The simple answer is: when you are about to say, “Nothing more can be done!”
The more complex answer is: when your patient has functional complaints.
Low vision care is about “doing”. It’s about helping the patient do what they are having trouble doing. So, when the patient complains, and you can’t help them with:
- Recognizing faces
- Seeing labels in the grocery
- Watching TV
- Working on their computer
- Doing hand work or any other visually-related tasks
This is when you know it’s time for a referral for low vision care.
Before referring, we would like to suggest two things:
1. The medical eye conditions should be properly managed to the fullest extent.
2. Careful refraction resulting in the best visual acuity should be achieved.
So, how do you determine who, and more specifically when, your patient is ready to be referred? If you’re expecting an answer like “20/some number”, there isn’t one. The “when to refer” question should not be answered based on a particular Snellen level of acuity. The problem with Snellen acuity, as we all know, is that it is only a measure of high contrast vision and it does not take into account low contrast, glare, scotomas, binocularity, eccentric viewing, and much more – let alone the patient’s needs and lifestyle! Of course, it’s an important measurement, but it’s only one of many.

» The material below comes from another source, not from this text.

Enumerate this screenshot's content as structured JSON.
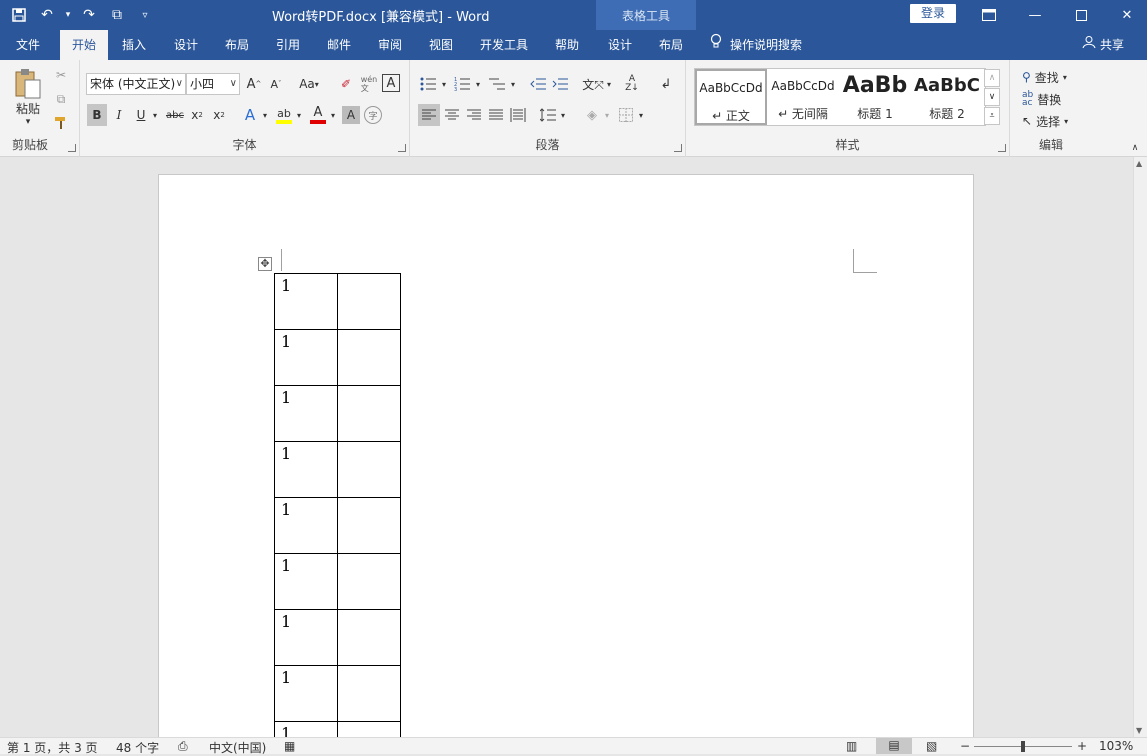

Let us explain and give you a suggestion for one simple question you can ask yourself and one you can ask the patient to make your decision easier and most timely.
Referring for low vision care starts with you, and what you are listening for, during a patient encounter. So, ask yourself: “Am I listening for functional vision complaints or ONLY medical eye health problems?” I know you are already “listening to” what the test results are telling you. And yes, we must “hear” what the test results tell us to properly diagnose, treat, and refer for medical eye care. But, to help our patients we must also hear what the patient actually tells us about their functional vision. So, to get that information, simply ask your patient: “Are you having difficulty seeing anything that is important or meaningful for you to do?” Phrase it how you like, but it must have the “to do” part because that speaks to function which is at the heart of answering this question of “when?” Even with vision as good as 20/30, your patient may surprise you with functional complaints.
Most of us have heard or used the term “20/Happy.” This refers to patients who have less than perfect Snellen acuity, but have no functional complaints – they’re satisfied with their vision. I suggest, with the use of a simple question or two, you can find out if your patient is “20/UNHappy.” If so, it’s time to refer them for low vision.
Lastly, please don’t say: “Nothing more can be done.”